Antes de encontrarnos en una situación kafkiana de una nueva toma de números que fuese sistemáticamente anulada cada vez que el casino lo decidiese, pensamos que una vez más debíamos volver a hacer lo mismo que en Madrid y hablar con el director de juego del local a ver si en esta ocasión podíamos tener más suerte. Pedimos audiencia y, de forma amable y muy dinámica, se nos aseguró que enseguida podríamos hablar con Thomas Klenz, nombre del ejecutivo que iba a ser nuestro interlocutor. Con una celeridad encomiable, apareció el susodicho acompañado de uno de sus subdirectores; por ser este último hijo de unos emigrantes catalanes que huyeron de la guerra civil, el señor Klenz creía que podía aportar alguna cosa a la reunión. Su nombre era Barabino Mingot.

Thomas era un individuo ágil y alegre, que valoraba en mucho su imagen. Era de esa clase de personas muy bien despeinadas, que siempre que pueden te molestan con un buen ejemplo. Al parecer había llegado bastante lejos en esa empresa debido a su carácter inconformista, a su tesón en no permitirse decir nada que fuese incorrecto y especialmente al hecho de que fuese bastante amanerado, por lo que daba el perfecto perfil para cubrir la cuota de personas no heterosexuales que, por ley, deben integrarse en la realidad laboral de aquel país. Barabino era bastante más básico en su manera de exponerse, se le notaba necesitado de llamar la atención de su jefe, por lo que siempre que podía añadía a lo dicho por él algo de información, aunque ésta no fuese del todo cierta.

—Buenos días. ¿Usted se llama…? —preguntó Guillermo.

—Muy buenos días. Klenz, me llamo Thomas Klenz, y él es el señor Mingot, que es de origen español y quizá les pueda ser de ayuda.

—Estupendo. Verán, queríamos tener unas palabras con ustedes para comentar algunos aspectos sobre su negocio —comentó mi padre.

—Por supuesto. Estamos encantados de atenderles. Les podemos invitar a tomar un café o lo que les plazca en la cafetería —nos propuso Thomas, señalando con la mano el bar situado en aquella planta del casino.

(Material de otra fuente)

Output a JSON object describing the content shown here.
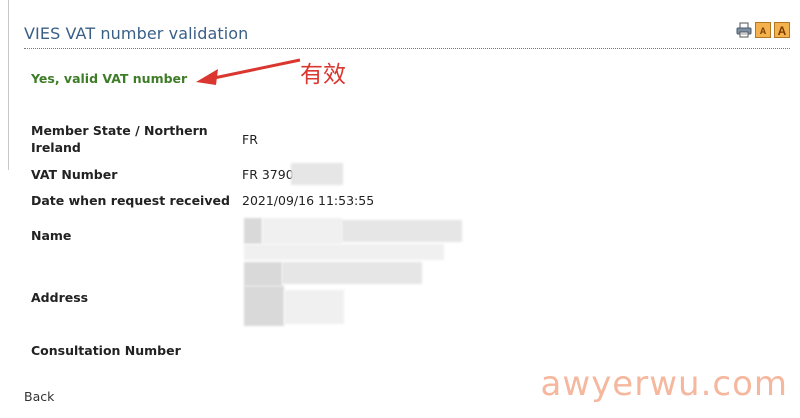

Hacia allí nos encaminamos mi padre, Guillermo, Thomas, Barabino y yo mismo, y nos sentamos a una mesa retirada de las demás, con el fin de poder hablar con algo de intimidad. Conseguimos pasar el trámite de las peticiones a la camarera y nos metimos de lleno en el asunto que nos interesaba.

—El caso es que nosotros llevamos jugando en su casino unos cuatro meses y hasta ahora no teníamos queja de nada, pero en los últimos días vemos con alarma que las ruletas en las que jugábamos ya no son las mismas —empezó a decir mi padre.

—Puede que sea así, pero es que nosotros periódicamente hacemos una revisión del material para que todo esté a punto y poder ofrecer el mejor servicio. Todo negocio es como las estaciones del calendario, tienen que venir unas para poner en orden a las otras. ¿No es así, señor Mingot? —preguntó Thomas sin apenas mirar a Barabino.

—Sí, claro. Hasta cierto punto es así —convino con cierto automatismo el señor Mingot—. Además, las otras mesas tienen sus números de serie tan vigentes como las anteriores, y encima algunas son de fabricación inglesa.

Enseguida pudimos apreciar que aquella conversación no iba a ser agresiva ni por supuesto desagradable, pero probablemente tampoco demasiado efectiva si pretendíamos ir por el camino de la legalidad, ya que como bien es sabido, de eso los holandeses saben muchísimo. Por supuesto, nos habíamos preparado a fondo esta charla y teníamos la idea de atacarles en lo que pensábamos debía de ser su línea de flotación: el espíritu funcionarial de los trabajadores de la cadena estatal.

—¿No creen que es absurdo que un casino como éste pueda llegar a incomodar a muchos de sus clientes con este tipo de acciones cuando aquí sobra el trabajo y es uno de los más tranquilos y de los que más facturan de Europa? —increpó Guillermo.

—Realmente no creemos que sea esencial estar preocupados si unos clientes ganan o pierden, sino si todo va bien y no existen alteraciones del reglamento por ninguna de las partes —intenté meter baza en el asunto.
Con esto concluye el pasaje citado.